Nonqualified Deferred Compensation
Despite its complexity, Section 409A is designed to address three fairly straightforward objectives:
- The appropriate deferral of compensation.
- The vesting of such compensation (which converts it to deferred compensation).
- The distribution of deferred compensation.
If all of the conditions of Section 409A are satisfied, the deferred compensation is taxed only upon distribution. Thus, if the entire deferred compensation account meets Section 409A and is distributed in a single sum, it is taxed in the year of distribution. Alternatively, if it is distributed in 10 annual installments, each installment is taxed at the time of distribution.
As is the case with Section 409A, there are no dollar limitations on the amounts that may be allocated under a Section 457(f) program. Section 457(f) also is exempt from most compliance requirements of ERISA. The key distinction between Sections 409A and 457(f) is that Section 457(f) taxes compensation in the year in which it is no longer subject to a "substantial risk of forfeiture" — i.e., the date it vests — even if the compensation is to be distributed in a later year. Therefore, the challenge in structuring a deferred compensation package for the TE/GE executive is to match the vesting and receipt of such compensation with the entity's short-term and long-term objectives.
It is crucial that the TE/GE communicate to the executive that the promised compensation will be subject to certain real risks of forfeiture that are tied to the entity's objectives. In the example, the EVP's annual bonus payment could be "earned" upon satisfaction of annual objectives and allocated to an account. (The allocation may held in a "rabbi trust" to assure that it is not used for purposes other than payments to the executive.)

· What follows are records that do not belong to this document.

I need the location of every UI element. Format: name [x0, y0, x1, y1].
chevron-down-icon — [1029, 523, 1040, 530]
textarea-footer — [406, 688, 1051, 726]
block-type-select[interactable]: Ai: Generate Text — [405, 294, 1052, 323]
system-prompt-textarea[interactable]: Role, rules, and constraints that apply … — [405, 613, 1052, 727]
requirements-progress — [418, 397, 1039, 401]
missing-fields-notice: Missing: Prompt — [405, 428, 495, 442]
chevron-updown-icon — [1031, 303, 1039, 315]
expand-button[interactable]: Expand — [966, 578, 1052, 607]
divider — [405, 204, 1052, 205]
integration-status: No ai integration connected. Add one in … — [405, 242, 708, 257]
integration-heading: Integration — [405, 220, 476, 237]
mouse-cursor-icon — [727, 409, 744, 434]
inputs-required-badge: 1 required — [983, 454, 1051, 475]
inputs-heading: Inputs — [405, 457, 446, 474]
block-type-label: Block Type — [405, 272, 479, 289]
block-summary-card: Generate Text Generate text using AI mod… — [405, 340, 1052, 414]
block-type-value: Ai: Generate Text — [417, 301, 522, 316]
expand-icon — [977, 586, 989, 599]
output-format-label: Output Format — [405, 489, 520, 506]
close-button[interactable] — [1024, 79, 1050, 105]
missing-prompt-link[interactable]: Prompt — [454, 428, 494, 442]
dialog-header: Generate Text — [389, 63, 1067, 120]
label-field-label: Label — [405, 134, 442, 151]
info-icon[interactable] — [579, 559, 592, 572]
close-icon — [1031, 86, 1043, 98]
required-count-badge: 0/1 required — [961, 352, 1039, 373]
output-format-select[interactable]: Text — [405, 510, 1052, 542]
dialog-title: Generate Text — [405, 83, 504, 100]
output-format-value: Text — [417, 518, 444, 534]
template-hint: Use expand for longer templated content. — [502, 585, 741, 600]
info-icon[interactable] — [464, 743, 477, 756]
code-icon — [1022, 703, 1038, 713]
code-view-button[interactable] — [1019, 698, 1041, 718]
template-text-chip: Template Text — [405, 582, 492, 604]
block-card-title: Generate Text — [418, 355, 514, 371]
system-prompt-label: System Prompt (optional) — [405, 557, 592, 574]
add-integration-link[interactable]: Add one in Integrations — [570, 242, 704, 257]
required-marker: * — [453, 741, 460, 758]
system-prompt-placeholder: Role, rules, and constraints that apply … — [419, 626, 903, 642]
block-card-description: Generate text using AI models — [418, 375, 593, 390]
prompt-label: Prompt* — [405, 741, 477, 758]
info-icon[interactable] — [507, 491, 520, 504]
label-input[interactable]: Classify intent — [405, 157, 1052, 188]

The allocations and credited earnings would not vest to the EVP, however, until the third anniversary of employment. At that time, it would become taxable to the EVP and available for distribution. By using an annual accrual but delayed vesting, WU establishes an appropriate incentive for the EVP's performance, while adding some degree of retention protection. The executive should be advised that amounts under a 457(f) program are subject to the claims of creditors of the TE/GE and, upon vesting, will be reportable on the Form 990 (if the entity is required to file). Nonetheless, if these objectives of the TE/GE are satisfied, and the total compensation is within the range of "reasonable compensation" (with respect to tax-exempt employers) then the deferred compensation mechanism has achieved its goal.
The deferred compensation analysis is almost identical with respect to public sector employers (also subject to IRC Sections 409A and 457(f)). In fact, the most significant differences relate to qualified plans in that most governmental entities cannot sponsor 401(k) plans; and governmental 457(b) plans must be funded via a trust mechanism. Accordingly, the same type of coordination of entity objectives and compensation targets would apply to the deferred compensation package of a public utility CEO, school district superintendent or the head football coach of State U.
TE/GEs evaluating or currently maintaining deferred compensation programs should be mindful of the increased scrutiny on overall executive compensation. In May 2010, the IRS released the results of its higher education survey in which it compiled executive compensation data on 344 colleges and universities. This survey, following a similar survey of more than 500 nonprofit hospitals completed in 2009, is a clear sign of the IRS's intent to focus on executive compensation in the tax-exempt sector.
That focus, given the wealth of data now reportable on the revised Form 990s, will be intensified. Deferred compensation offers a proven method of attracting and retaining top tier executives. However, it is critical that the TE/GE and the executive evaluate the intersection of IRC Sections 409A and 457(f) in the negotiation and documentation of the employment relationship.